Last summer, as South Florida descended into the hothouse season that makes it a growing haven for all things green, the city of South Miami quietly switched to organic landscaping.
It isn’t the most drastic change made by the small suburb of well-manicured lawns and leafy streets in its quest to become the greenest city on the planet. Last year the city became the first in the state to require solar panels on new homes and has long banned mosquito-spraying for marsh mosquitoes. But according to its mayor, the change was by far the simplest, and one that could be easily replicated by governments and residents across the state.
“Herbicides are sort of the unrecognized peril,” Mayor Phil Stoddard said. “I was horrified they were using all kinds of stuff that I would not want my child exposed to.”
As the nation’s winter breadbasket with a year-round growing season, Florida ranks among the biggest consumers of fertilizer and herbicides in the nation, according to the University of Florida Institute of Food and Agricultural Sciences. During the winter, fertilizer keeps lawns lush. In summer, herbicides step in to combat the stampede of weeds. But they have also become a point of contention. Nitrogen in fertilizer can trigger toxic algae blooms, while phosphorus can wreak havoc on Everglades marshes and bays that thrive with very low amounts of nutrients. And numerous studies have blamed chemical herbicides for harming people and wildlife.
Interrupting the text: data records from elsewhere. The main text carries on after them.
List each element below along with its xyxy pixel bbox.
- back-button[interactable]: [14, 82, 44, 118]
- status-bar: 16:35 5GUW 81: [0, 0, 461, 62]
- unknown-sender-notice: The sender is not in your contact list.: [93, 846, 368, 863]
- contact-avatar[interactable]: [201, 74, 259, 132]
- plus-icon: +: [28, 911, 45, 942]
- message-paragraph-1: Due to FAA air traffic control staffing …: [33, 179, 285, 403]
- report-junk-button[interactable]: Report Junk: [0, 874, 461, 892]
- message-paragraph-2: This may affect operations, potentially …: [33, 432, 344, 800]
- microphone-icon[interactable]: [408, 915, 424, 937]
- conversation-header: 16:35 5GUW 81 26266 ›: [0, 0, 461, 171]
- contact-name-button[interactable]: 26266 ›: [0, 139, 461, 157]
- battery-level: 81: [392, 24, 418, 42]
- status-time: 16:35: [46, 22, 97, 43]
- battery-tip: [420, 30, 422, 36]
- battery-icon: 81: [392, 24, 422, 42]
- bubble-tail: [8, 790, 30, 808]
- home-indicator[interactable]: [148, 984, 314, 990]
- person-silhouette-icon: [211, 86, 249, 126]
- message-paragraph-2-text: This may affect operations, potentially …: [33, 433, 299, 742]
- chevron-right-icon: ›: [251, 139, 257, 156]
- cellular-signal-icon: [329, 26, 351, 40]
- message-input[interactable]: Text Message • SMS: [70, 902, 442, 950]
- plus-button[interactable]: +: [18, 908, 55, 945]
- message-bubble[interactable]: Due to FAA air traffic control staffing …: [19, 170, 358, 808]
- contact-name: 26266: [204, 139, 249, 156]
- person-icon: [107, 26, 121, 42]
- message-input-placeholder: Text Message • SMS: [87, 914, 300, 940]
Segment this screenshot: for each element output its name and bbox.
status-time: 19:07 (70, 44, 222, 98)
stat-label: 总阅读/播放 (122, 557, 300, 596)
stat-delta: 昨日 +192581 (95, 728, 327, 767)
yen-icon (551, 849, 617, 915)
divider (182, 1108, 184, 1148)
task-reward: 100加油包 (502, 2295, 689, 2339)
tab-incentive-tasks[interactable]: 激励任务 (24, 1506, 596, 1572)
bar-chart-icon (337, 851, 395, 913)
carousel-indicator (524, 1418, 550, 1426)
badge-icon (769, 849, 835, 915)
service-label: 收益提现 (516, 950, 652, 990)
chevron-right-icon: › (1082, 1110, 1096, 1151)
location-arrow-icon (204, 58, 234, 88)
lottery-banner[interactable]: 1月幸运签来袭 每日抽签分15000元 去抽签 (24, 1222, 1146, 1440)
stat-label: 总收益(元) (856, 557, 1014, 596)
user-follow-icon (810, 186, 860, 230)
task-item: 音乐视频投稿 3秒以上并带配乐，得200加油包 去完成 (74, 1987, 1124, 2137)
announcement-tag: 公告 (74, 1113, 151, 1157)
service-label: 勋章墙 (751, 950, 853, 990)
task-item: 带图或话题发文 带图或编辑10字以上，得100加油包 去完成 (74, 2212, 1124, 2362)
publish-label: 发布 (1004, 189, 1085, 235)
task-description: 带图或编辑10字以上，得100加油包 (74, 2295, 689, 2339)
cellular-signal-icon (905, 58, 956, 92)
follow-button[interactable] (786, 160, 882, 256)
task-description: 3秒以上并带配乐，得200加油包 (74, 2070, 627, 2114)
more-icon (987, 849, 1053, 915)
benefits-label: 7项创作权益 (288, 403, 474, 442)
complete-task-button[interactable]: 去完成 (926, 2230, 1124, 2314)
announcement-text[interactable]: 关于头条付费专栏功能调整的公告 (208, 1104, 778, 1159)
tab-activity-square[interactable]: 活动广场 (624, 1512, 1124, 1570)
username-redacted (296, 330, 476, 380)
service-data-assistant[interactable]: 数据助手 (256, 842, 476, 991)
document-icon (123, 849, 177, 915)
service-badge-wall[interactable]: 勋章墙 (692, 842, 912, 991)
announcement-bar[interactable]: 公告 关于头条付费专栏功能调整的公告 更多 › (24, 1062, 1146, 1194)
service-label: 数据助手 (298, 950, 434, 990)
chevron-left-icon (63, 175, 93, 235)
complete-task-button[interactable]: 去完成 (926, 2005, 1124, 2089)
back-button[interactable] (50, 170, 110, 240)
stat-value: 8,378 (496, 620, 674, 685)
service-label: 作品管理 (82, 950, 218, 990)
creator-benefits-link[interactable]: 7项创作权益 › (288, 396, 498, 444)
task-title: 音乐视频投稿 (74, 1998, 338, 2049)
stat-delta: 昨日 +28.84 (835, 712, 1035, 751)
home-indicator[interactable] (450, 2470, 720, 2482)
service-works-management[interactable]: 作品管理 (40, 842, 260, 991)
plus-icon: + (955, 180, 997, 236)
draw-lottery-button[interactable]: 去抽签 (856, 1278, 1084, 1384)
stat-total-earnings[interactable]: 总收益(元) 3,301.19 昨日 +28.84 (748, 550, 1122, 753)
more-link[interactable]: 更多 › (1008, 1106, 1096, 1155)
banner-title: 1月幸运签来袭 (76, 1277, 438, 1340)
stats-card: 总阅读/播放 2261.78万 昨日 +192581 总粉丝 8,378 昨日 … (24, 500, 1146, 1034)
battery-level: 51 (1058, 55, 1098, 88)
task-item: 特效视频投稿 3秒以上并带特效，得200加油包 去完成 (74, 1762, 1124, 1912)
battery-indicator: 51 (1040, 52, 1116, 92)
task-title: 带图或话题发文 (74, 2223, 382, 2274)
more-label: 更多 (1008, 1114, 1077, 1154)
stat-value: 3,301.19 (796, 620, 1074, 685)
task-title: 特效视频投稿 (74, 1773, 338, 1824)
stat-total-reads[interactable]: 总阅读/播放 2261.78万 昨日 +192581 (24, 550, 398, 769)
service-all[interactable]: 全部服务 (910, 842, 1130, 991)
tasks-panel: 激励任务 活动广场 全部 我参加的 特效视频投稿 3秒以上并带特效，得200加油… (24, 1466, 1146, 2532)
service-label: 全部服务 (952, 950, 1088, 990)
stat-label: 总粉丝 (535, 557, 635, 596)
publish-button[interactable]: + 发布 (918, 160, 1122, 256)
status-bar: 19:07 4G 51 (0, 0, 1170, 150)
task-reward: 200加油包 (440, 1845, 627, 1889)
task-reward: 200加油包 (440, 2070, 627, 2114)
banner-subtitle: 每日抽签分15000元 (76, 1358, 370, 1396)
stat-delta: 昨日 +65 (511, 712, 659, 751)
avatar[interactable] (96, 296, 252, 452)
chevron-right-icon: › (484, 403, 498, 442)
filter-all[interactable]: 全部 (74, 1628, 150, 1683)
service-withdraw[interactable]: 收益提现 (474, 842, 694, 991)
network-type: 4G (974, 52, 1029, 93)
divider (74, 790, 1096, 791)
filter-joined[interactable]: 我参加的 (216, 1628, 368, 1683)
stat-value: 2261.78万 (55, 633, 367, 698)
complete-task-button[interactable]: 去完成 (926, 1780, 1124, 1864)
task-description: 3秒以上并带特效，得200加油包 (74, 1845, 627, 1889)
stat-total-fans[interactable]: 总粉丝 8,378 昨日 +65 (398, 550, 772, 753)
Many counties in the state, including those along the Indian River Lagoon and in Central Florida where freshwater bubbles up from underground springs, have a summer blackout on fertilizer use, although it remains a huge problem. Hundreds of tons of phosphorus still flow yearly into Lake Okeechobee, the eighth largest lake in the U.S., largely because limiting use of fertilizers is self-policed under a policy of best-management practices or BMPs.
“Along the Indian River Lagoon, cities have fertilizer regulations, but who enforces that?” asked Audubon Florida’s Okeechobee Science Director Paul Gray. “They just talk to homeowner’s groups. There’s no one following people around to make sure no one’s over-fertilizing.”
The focus has also largely remained on the perils of over-fertilizing, with few local governments pushing for organic alternatives. The city of Fort Lauderdale includes a warning about the dangers to fish, insects and animals up the food chain, but leaves it open to homeowners to choose. Others, including the city of Miami’s ordinance and North Miami Beach’s rules, call for water-saving plants but make no mention of organics.
“All of us are part of the problem and we can be neat or slovenly,” Gray said.
In South Miami, Stoddard, who distributed non-toxic mosquito traps to weary residents after Hurricane Irma, hopes to lead by example. A neurobiologist who studies behavioral ecology, Stoddard has long advocated against environmental chemical use. He led an effort to ban mosquito-spraying, except for disease-carrying Aedes aegypti, in the city and has fought Florida Power & Light to allow homeowners to install solar panels, which he has on his own home.
After reading about research on atrizine, which is banned in Europe and has been the subject of a decades-long dispute over its health impacts, Stoddard said he started looking at the products being used on South Miami’s parks and open spaces.
“Every time you look at one of these herbicides, you find there’s something going on,” he said.
His wife’s family owns a farm, he said, and at his suggestion, they switched to organic products. The change was so effortless, he asked his staff to do the same for the city. Without fanfare or any public dispute, he said they asked contractors applying for the city’s landscaping business to simply use organic fertilizer and herbicides, without increasing costs.
They got a half dozen bids ranging from about $269,000 to $67,000 for a three-year contract and settled on Hialeah-based SFM Services, which started its business 40 years ago providing janitors to the Orange Bowl.
“It just turned out to be that easy,” Stoddard said. “We just did it and so far, so good.”